An Important Event

Formation of the Workers’ Socialist Party, (U.S.A.)

Ten months ago we announced that our comrades in the Socialist Educational Society of America had launched a monthly paper, “The Socialist.” After a short but useful life, publication of the new journal had to be suspended owing to the aggravated unemployment which hit the U.S.A. The promoters of the paper found their own pockets less able to meet the expense of publication because many of them were out of work, and the audiences at street corner meetings were in a similar plight, and could not buy the paper, or give so generously to collections. For the time being the American organisation has to manage without a journal, but this has not prevented the carrying on of meetings and educational activities, and we are pleased to chronicle the founding of the “Workers’ Socialist Party of the United States,” on September 8th.
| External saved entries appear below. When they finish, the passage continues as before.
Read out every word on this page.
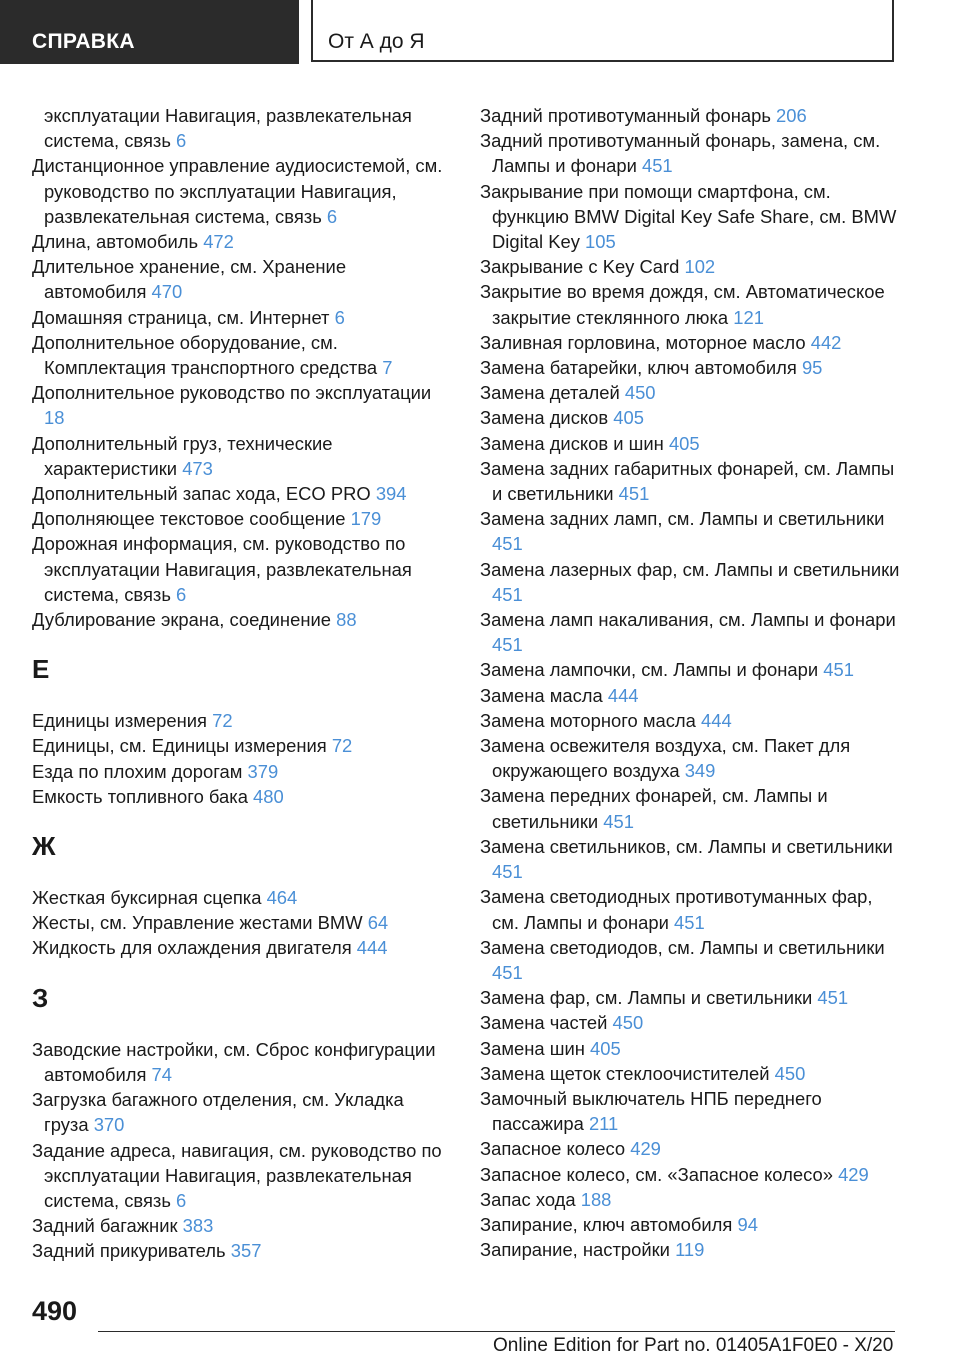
СПРАВКА	От А до Я

эксплуатации Навигация, развлекательная система, связь 6

Дистанционное управление аудиосистемой, см. руководство по эксплуатации Навигация, развлекательная система, связь 6

Длина, автомобиль 472

Длительное хранение, см. Хранение автомобиля 470

Домашняя страница, см. Интернет 6

Дополнительное оборудование, см. Комплектация транспортного средства 7

Дополнительное руководство по эксплуатации 18

Дополнительный груз, технические характеристики 473

Дополнительный запас хода, ECO PRO 394

Дополняющее текстовое сообщение 179

Дорожная информация, см. руководство по эксплуатации Навигация, развлекательная система, связь 6

Дублирование экрана, соединение 88

Е

Единицы измерения 72

Единицы, см. Единицы измерения 72

Езда по плохим дорогам 379

Емкость топливного бака 480

Ж

Жесткая буксирная сцепка 464

Жесты, см. Управление жестами BMW 64

Жидкость для охлаждения двигателя 444

З

Заводские настройки, см. Сброс конфигурации автомобиля 74

Загрузка багажного отделения, см. Укладка груза 370

Задание адреса, навигация, см. руководство по эксплуатации Навигация, развлекательная система, связь 6

Задний багажник 383

Задний прикуриватель 357

Задний противотуманный фонарь 206

Задний противотуманный фонарь, замена, см. Лампы и фонари 451

Закрывание при помощи смартфона, см. функцию BMW Digital Key Safe Share, см. BMW Digital Key 105

Закрывание с Key Card 102

Закрытие во время дождя, см. Автоматическое закрытие стеклянного люка 121

Заливная горловина, моторное масло 442

Замена батарейки, ключ автомобиля 95

Замена деталей 450

Замена дисков 405

Замена дисков и шин 405

Замена задних габаритных фонарей, см. Лампы и светильники 451

Замена задних ламп, см. Лампы и светильники 451

Замена лазерных фар, см. Лампы и светильники 451

Замена ламп накаливания, см. Лампы и фонари 451

Замена лампочки, см. Лампы и фонари 451

Замена масла 444

Замена моторного масла 444

Замена освежителя воздуха, см. Пакет для окружающего воздуха 349

Замена передних фонарей, см. Лампы и светильники 451

Замена светильников, см. Лампы и светильники 451

Замена светодиодных противотуманных фар, см. Лампы и фонари 451

Замена светодиодов, см. Лампы и светильники 451

Замена фар, см. Лампы и светильники 451

Замена частей 450

Замена шин 405

Замена щеток стеклоочистителей 450

Замочный выключатель НПБ переднего пассажира 211

Запасное колесо 429

Запасное колесо, см. «Запасное колесо» 429

Запас хода 188

Запирание, ключ автомобиля 94

Запирание, настройки 119

490
Online Edition for Part no. 01405A1F0E0 - X/20
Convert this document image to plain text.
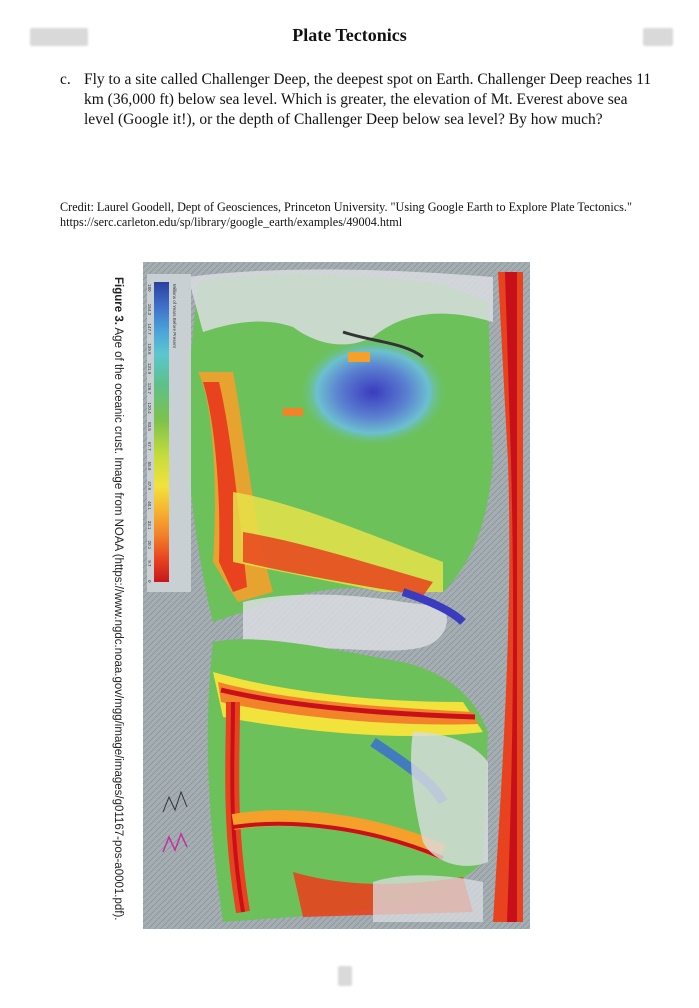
Plate Tectonics
c. Fly to a site called Challenger Deep, the deepest spot on Earth. Challenger Deep reaches 11 km (36,000 ft) below sea level. Which is greater, the elevation of Mt. Everest above sea level (Google it!), or the depth of Challenger Deep below sea level? By how much?
Credit: Laurel Goodell, Dept of Geosciences, Princeton University. "Using Google Earth to Explore Plate Tectonics." https://serc.carleton.edu/sp/library/google_earth/examples/49004.html
Figure 3. Age of the oceanic crust. Image from NOAA (https://www.ngdc.noaa.gov/mgg/image/images/g01167-pos-a0001.pdf).
Millions of Years Before Present
180
154.3
147.7
139.6
131.9
126.7
120.4
83.5
67.7
55.9
47.9
40.1
33.1
20.1
9.7
0
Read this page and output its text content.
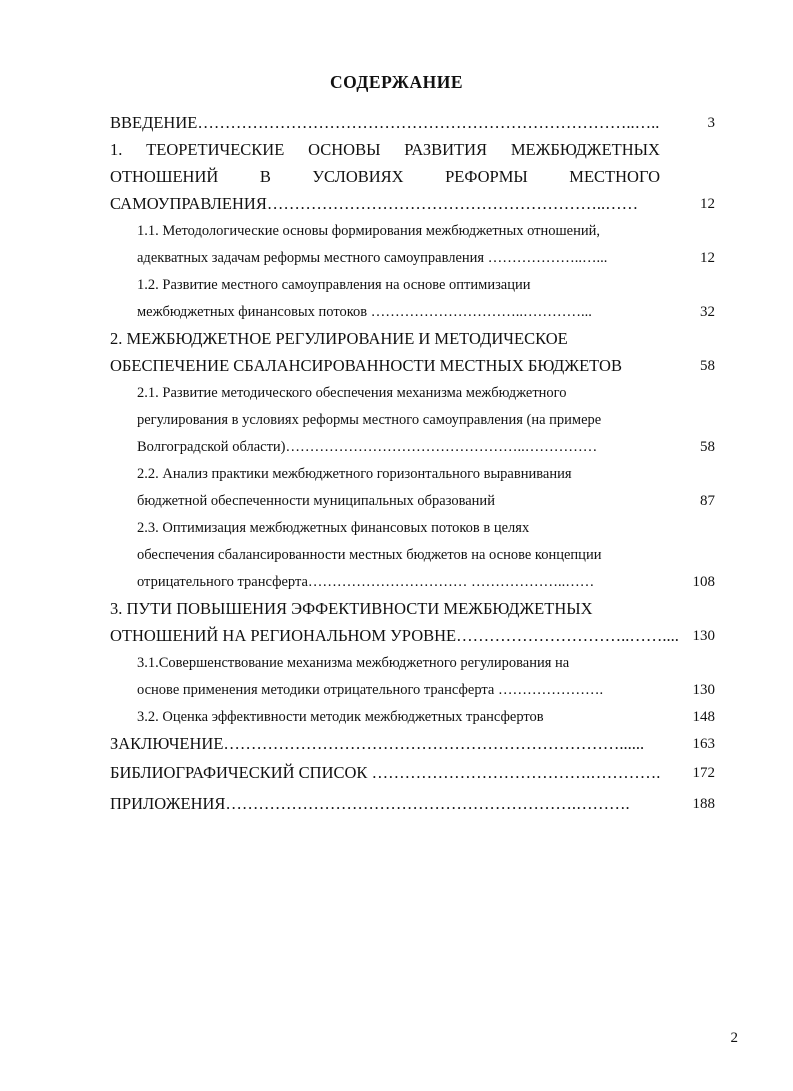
СОДЕРЖАНИЕ
ВВЕДЕНИЕ……………………………………………………………………..…..	3
1. ТЕОРЕТИЧЕСКИЕ ОСНОВЫ РАЗВИТИЯ МЕЖБЮДЖЕТНЫХ
ОТНОШЕНИЙ	В	УСЛОВИЯХ	РЕФОРМЫ	МЕСТНОГО
САМОУПРАВЛЕНИЯ……………………………………………………..……	12
1.1. Методологические основы формирования межбюджетных отношений,
адекватных задачам реформы местного самоуправления ………………..…...	12
1.2. Развитие местного самоуправления на основе оптимизации
межбюджетных финансовых потоков …………………………..…………...	32
2. МЕЖБЮДЖЕТНОЕ РЕГУЛИРОВАНИЕ И МЕТОДИЧЕСКОЕ
ОБЕСПЕЧЕНИЕ СБАЛАНСИРОВАННОСТИ МЕСТНЫХ БЮДЖЕТОВ	58
2.1. Развитие методического обеспечения механизма межбюджетного
регулирования в условиях реформы местного самоуправления (на примере
Волгоградской области)…………………………………………..……………	58
2.2. Анализ практики межбюджетного горизонтального выравнивания
бюджетной обеспеченности муниципальных образований	87
2.3. Оптимизация межбюджетных финансовых потоков в целях
обеспечения сбалансированности местных бюджетов на основе концепции
отрицательного трансферта…………………………… ………………..……	108
3. ПУТИ ПОВЫШЕНИЯ ЭФФЕКТИВНОСТИ МЕЖБЮДЖЕТНЫХ
ОТНОШЕНИЙ НА РЕГИОНАЛЬНОМ УРОВНЕ…………………………..…….... 130
3.1.Совершенствование механизма межбюджетного регулирования на
основе применения методики отрицательного трансферта ………………….	130
3.2. Оценка эффективности методик межбюджетных трансфертов	148
ЗАКЛЮЧЕНИЕ………………………………………………………………......	163
БИБЛИОГРАФИЧЕСКИЙ СПИСОК ………………………………….………….	172
ПРИЛОЖЕНИЯ……………………………………………………….……….	188
2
Like ourselves, the members of the American Party are asked why they are adding to the number of Socialist parties. Is America not already blessed with a multiplicity of so-called Labour, Farmer, Socialist, and Communist parties? Why start another? Why increase the confusion? The answer is the one given by the S.P.G.B. in this country; there is no way of challenging and destroying the confused theories and spurious programmes of the parties which promise to reform capitalism except by building up from the ground an organisation of Socialists working only for Socialism.

It will, perhaps, sound odd to justify the new party in America by referring to something outside America, but it will, nevertheless, be found true on examination that the condition of the working class in Great Britain is proof enough of the need for the Workers’ Socialist Party in the U.S.A. In Great Britain we have the counterpart of all of the reform parties of the U.S.A., but with a difference. Here they have been more successful, and one of them, the Labour Party, has twice formed the Government, and before that was represented in Coalition Cabinets. In this country, a very large part of the reform legislation demanded by bodies such as the “Socialist Party of America,” which is the American equivalent of the I.L.P., has been put on the Statute Book. But to what effect? Every year that passes, despite its certain crop of new reforms, shows the working class rather worse off than before in relation to the wealth and power of the capitalist class. Every year shows more clearly the need for a Socialist Party striving for Socialism, and the uselessness of all of the parties of reform. Reform of capitalism through Communist violence is no better than reform through the Fabian “inevitability of gradualness.” Only the Socialist Party has consistently pointed to the one sure road. After our years of effort it is, then, encouraging to see comrades taking up the task for themselves in other countries. Like the Socialist Party of Australia, the Workers’ Socialist Party of the United States is based upon our Declaration of Principles, with only the minor alterations required because of the different terminology of the institutions of that country.

We offer our congratulations and good wishes to our companion parties.